Мне казалось, что Ремез сейчас заорет, но он молчал, глядя на меня изумленно и испуганно, как на неожиданно залаявшего кузнечика. И я заговорил снова:
- Кстати, бросается в глаза - ты терпеть не можешь женщин. Даже собственную жену забил до такой степени, что она слово боится сказать. У тебя вообще не женщины, а сплошь "бабы", и все они - дуры, все они - не люди...
Меня на мгновение прервал сдержанный гул женских голосов в толпе. Я помахал Ремезу рукой:
- Слышишь? Не только меня это бьет по ушам. Зачем ты на них ущербность свою вымещаешь?.. Я, может, и не мужик, Ремез - хотя кому какое дело - но я, по крайней мере, проблемы свои не выпячиваю на людях, как ты...

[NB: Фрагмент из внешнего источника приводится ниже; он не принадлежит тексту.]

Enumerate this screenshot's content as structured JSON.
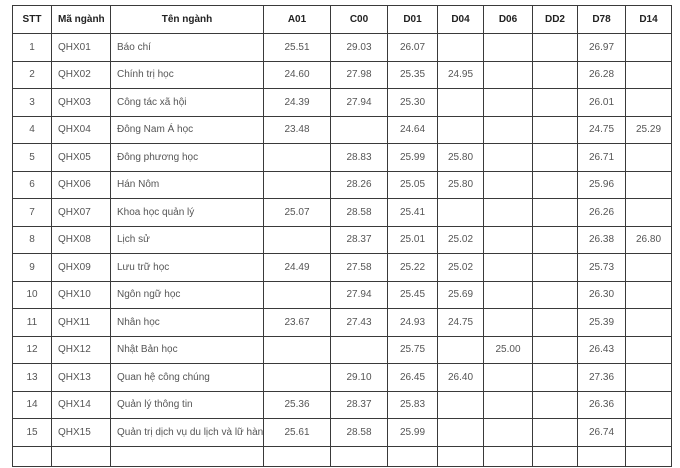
{
  "table": {
    "headers": [
      "STT",
      "Mã ngành",
      "Tên ngành",
      "A01",
      "C00",
      "D01",
      "D04",
      "D06",
      "DD2",
      "D78",
      "D14"
    ],
    "rows": [
      [
        "1",
        "QHX01",
        "Báo chí",
        "25.51",
        "29.03",
        "26.07",
        "",
        "",
        "",
        "26.97",
        ""
      ],
      [
        "2",
        "QHX02",
        "Chính trị học",
        "24.60",
        "27.98",
        "25.35",
        "24.95",
        "",
        "",
        "26.28",
        ""
      ],
      [
        "3",
        "QHX03",
        "Công tác xã hội",
        "24.39",
        "27.94",
        "25.30",
        "",
        "",
        "",
        "26.01",
        ""
      ],
      [
        "4",
        "QHX04",
        "Đông Nam Á học",
        "23.48",
        "",
        "24.64",
        "",
        "",
        "",
        "24.75",
        "25.29"
      ],
      [
        "5",
        "QHX05",
        "Đông phương học",
        "",
        "28.83",
        "25.99",
        "25.80",
        "",
        "",
        "26.71",
        ""
      ],
      [
        "6",
        "QHX06",
        "Hán Nôm",
        "",
        "28.26",
        "25.05",
        "25.80",
        "",
        "",
        "25.96",
        ""
      ],
      [
        "7",
        "QHX07",
        "Khoa học quản lý",
        "25.07",
        "28.58",
        "25.41",
        "",
        "",
        "",
        "26.26",
        ""
      ],
      [
        "8",
        "QHX08",
        "Lịch sử",
        "",
        "28.37",
        "25.01",
        "25.02",
        "",
        "",
        "26.38",
        "26.80"
      ],
      [
        "9",
        "QHX09",
        "Lưu trữ học",
        "24.49",
        "27.58",
        "25.22",
        "25.02",
        "",
        "",
        "25.73",
        ""
      ],
      [
        "10",
        "QHX10",
        "Ngôn ngữ học",
        "",
        "27.94",
        "25.45",
        "25.69",
        "",
        "",
        "26.30",
        ""
      ],
      [
        "11",
        "QHX11",
        "Nhân học",
        "23.67",
        "27.43",
        "24.93",
        "24.75",
        "",
        "",
        "25.39",
        ""
      ],
      [
        "12",
        "QHX12",
        "Nhật Bản học",
        "",
        "",
        "25.75",
        "",
        "25.00",
        "",
        "26.43",
        ""
      ],
      [
        "13",
        "QHX13",
        "Quan hệ công chúng",
        "",
        "29.10",
        "26.45",
        "26.40",
        "",
        "",
        "27.36",
        ""
      ],
      [
        "14",
        "QHX14",
        "Quản lý thông tin",
        "25.36",
        "28.37",
        "25.83",
        "",
        "",
        "",
        "26.36",
        ""
      ],
      [
        "15",
        "QHX15",
        "Quản trị dịch vụ du lịch và lữ hành",
        "25.61",
        "28.58",
        "25.99",
        "",
        "",
        "",
        "26.74",
        ""
      ]
    ]
  }
}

Он взвыл - и я почти физически почувствовал, как раскалился вокруг воздух. Мгновение он, кажется, раздумывал, не плюнуть ли в меня сверху, но в опасной близости стояли какие-то чины с партийными значками (шокированные до последней степени), жена директора завода, тот самый профсоюзный деятель с изумленно открытым ртом...

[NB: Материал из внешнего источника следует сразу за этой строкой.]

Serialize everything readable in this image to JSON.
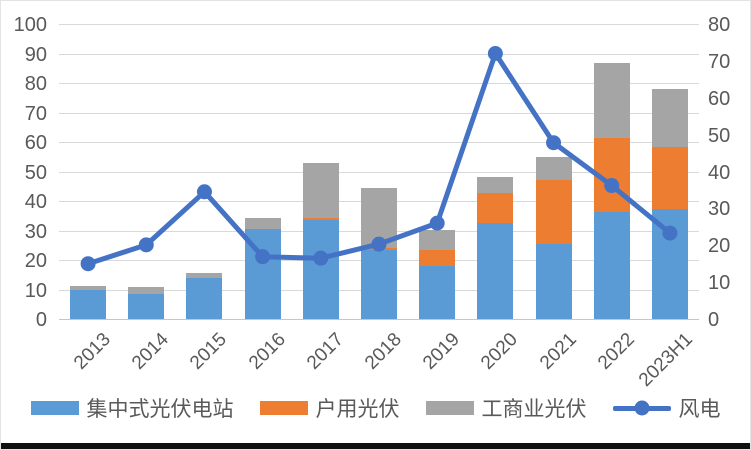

Ремез снова взвыл, что-то нечленораздельное - толпа инстинктивно отхлынула от меня, словно сейчас я должен был взорваться.
И - свершилось. Огромной обезьяной он спрыгнул с трибуны, обрушившись с грохотом прямо передо мной, и натужно заорал, разевая красную, полную острых зубов, пасть:
- У-блю-док!!!.. Ты-ы!!!...
Тоня пронзительно завизжала и сразу умолкла со всхлипом, отброшенная далеко в толпу его кулаком. Ее поймали, поставили на ноги, но больше я ничего не успел разглядеть, потому что страшный удар в подбородок на секунду выключил мое сознание. Наверное, что-то подобное чувствует человек, на которого внезапно упало дерево: вспышка - и черная пустота, как свет потушили. Потом все вернулось - снег возле щеки, дикое вращение мира вокруг и горячая кровь, стремительно заполняющая рот.
Я выплюнул густую алую массу, пытаясь подняться, но Ремез, показавшийся мне в ту минуту сказочным великаном, закрывающим небо, занес ногу, обутую в тяжелый кованый сапог, и изо всех сил пнул меня в ребра. Я закричал, потому что терпеть можно далеко не любую боль, а тем более - не такую, от которой лезут наружу внутренности.
Взлет в тошные небеса - он вздернул меня за шиворот, с треском разодрав подкладку пальто - и снова, по голове, над глазами - кулаком, таким же страшным, как сапог.
Где-то на другой планете жалобно захлебывалась Тоня: "Эрик, Эрик!..", но она была очень далеко и не могла мне помочь.
Я отлетел на утоптанный снег, врезавшись в него спиной, как в стену. Ремез занес ногу; я даже не увидел, а почувствовал, куда он метит, и сжался в комок - удар пришелся в голень. Наверное, попади он, куда хотел, было бы еще больнее, но и это уже находилось за каким-то пределом человеческой выносливости - я забился на снегу, умирая.